Hacker News

I'm suspect on how much of a coding advance it will be.

Seems odd that their announcement has zero coding benchmarks, with the closest related thing being terminal bench.

Tracking model performance on Artificial Analysis makes me think these models are constantly optimized/tuned in some way or another. GPT 5.5 was scoring in the mid 60's when it was first released, now it's almost 10 points higher.

jdw64 a day ago [ - ]

Maybe I'll know once I try it? Honestly, for small functions or methods, I don't think there's a huge difference between models. But the larger the code gets, the more noticeable the difference seems to be.

Personally, I think this kind of coding experience varies from person to person

kolinko 13 hours ago [ - ]

Not the size of function but conplexity.

vanuatu a day ago [ - ]

sadly with all the labs benchmaxxing I feel like you just have to try the model for a while to really evaluate how good it is, especially for each individual use case

MangoCoffee a day ago [ - ]

>zero coding benchmarks

"What gets measured gets managed"

artursapek a day ago [ - ]

They claim extreme performance on ExploitBench, which Mythos was touted as being incredible at. https://x.com/OpenAI/status/2070555278576439306

HarHarVeryFunny a day ago [ - ]

My guess is that it's same base model as 5.5, but with additional post-training to improve and benchmaxx on a few things like that.

If they really thought it was competitive with Mythos/Fable across the board, then why wouldn't they release a broader set of benchmarks, and why price it day 1 at 1/2 the cost of Fable?

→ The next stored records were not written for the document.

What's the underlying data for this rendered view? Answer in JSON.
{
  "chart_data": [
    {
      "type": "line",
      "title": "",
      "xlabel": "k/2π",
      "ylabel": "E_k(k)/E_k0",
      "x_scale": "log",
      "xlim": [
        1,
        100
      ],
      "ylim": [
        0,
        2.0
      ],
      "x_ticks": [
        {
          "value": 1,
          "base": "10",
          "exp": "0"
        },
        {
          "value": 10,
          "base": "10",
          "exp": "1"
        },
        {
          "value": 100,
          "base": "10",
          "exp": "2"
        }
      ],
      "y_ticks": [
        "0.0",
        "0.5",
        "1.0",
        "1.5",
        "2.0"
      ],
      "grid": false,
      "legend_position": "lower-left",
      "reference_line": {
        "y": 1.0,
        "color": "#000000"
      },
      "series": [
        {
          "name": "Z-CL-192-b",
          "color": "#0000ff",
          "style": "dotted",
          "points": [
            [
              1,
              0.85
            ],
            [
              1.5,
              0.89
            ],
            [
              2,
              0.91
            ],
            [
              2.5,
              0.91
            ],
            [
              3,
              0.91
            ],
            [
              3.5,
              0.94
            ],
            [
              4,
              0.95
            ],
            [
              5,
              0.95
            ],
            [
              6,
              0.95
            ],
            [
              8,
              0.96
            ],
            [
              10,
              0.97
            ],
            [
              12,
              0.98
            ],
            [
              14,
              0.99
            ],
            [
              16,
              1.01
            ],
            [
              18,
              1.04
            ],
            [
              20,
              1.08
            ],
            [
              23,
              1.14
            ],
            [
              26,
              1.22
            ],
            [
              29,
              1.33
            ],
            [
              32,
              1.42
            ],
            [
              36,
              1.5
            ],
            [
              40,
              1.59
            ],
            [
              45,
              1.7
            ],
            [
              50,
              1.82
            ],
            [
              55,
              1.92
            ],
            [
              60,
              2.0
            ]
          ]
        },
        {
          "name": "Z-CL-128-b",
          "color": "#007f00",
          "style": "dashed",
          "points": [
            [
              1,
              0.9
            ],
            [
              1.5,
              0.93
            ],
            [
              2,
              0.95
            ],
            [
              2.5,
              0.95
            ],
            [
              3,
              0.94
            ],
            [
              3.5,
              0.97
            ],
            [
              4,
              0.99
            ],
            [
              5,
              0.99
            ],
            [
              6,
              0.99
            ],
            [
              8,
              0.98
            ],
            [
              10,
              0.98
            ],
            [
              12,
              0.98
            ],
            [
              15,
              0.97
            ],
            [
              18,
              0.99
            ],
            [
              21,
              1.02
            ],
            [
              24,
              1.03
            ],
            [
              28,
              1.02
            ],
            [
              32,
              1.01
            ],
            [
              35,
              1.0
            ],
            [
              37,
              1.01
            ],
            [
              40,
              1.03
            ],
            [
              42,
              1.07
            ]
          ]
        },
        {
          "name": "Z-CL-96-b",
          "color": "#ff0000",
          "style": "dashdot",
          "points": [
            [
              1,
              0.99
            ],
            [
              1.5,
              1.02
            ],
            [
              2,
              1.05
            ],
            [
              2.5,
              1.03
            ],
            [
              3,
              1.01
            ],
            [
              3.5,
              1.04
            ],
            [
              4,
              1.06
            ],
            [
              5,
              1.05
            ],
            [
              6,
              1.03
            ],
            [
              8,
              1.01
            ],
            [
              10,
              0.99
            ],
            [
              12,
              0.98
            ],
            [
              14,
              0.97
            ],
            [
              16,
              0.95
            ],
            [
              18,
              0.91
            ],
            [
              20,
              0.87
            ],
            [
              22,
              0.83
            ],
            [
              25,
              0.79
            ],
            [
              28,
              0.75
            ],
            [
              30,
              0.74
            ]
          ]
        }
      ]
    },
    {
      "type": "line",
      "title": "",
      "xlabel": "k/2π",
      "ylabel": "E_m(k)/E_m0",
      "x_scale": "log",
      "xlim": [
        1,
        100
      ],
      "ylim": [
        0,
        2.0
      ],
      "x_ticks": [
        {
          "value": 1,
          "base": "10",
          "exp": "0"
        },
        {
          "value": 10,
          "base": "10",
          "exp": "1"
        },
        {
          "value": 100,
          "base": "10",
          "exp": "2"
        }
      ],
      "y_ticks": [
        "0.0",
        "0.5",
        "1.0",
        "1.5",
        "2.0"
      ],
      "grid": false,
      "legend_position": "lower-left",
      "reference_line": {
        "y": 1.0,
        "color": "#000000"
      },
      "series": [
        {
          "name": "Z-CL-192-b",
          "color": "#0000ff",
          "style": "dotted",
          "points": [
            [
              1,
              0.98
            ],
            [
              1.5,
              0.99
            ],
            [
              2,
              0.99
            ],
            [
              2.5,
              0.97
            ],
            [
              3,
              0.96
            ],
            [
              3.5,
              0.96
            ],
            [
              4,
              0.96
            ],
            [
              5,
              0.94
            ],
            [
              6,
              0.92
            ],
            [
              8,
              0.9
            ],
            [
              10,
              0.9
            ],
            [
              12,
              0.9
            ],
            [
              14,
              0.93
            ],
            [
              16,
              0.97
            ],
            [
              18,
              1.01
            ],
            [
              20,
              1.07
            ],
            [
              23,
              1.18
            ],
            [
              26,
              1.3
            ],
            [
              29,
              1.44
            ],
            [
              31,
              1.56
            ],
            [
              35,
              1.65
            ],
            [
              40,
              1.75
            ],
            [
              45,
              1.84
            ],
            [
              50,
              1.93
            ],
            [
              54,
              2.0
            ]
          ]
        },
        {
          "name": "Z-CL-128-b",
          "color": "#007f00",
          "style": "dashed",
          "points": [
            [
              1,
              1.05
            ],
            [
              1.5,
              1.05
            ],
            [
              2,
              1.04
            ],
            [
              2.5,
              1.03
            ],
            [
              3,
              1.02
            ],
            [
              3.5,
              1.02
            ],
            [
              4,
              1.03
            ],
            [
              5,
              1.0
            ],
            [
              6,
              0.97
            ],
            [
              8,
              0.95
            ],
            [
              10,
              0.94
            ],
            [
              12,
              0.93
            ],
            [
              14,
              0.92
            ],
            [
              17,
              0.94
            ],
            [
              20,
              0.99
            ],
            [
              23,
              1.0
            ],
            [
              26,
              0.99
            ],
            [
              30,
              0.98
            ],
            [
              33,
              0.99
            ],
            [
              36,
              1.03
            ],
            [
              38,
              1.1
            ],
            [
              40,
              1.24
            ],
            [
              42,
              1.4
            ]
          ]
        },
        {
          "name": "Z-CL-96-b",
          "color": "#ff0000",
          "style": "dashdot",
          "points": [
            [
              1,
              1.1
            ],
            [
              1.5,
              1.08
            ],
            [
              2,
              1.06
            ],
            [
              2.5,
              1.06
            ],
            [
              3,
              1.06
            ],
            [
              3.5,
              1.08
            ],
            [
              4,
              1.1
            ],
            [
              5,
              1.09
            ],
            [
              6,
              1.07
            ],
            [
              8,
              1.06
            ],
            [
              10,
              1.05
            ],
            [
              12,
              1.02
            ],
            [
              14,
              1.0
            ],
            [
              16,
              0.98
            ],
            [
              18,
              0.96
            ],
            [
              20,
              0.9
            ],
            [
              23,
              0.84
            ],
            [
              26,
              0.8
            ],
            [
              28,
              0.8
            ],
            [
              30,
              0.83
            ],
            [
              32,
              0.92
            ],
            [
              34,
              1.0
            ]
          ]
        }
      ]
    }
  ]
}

famouswaffles 2 hours ago [ - ]

>and why price it day 1 at 1/2 the cost of Fable?

Why would they price it the same as Fable it it doesn't cost the same as Fable ?

HarHarVeryFunny 28 minutes ago [ - ]

That's half my point - Anthropic's remarks suggest that is Fable significantly bigger (hence more costly to run) than Opus, so it is priced accordingly, but GPT 5.6 priced the same as 5.5 is one datapoint that suggests they are the same size.

andriy_koval a day ago [ - ]

On graph, they are still slightly bellow Mythos. Maybe enough to not be prohibited by US government?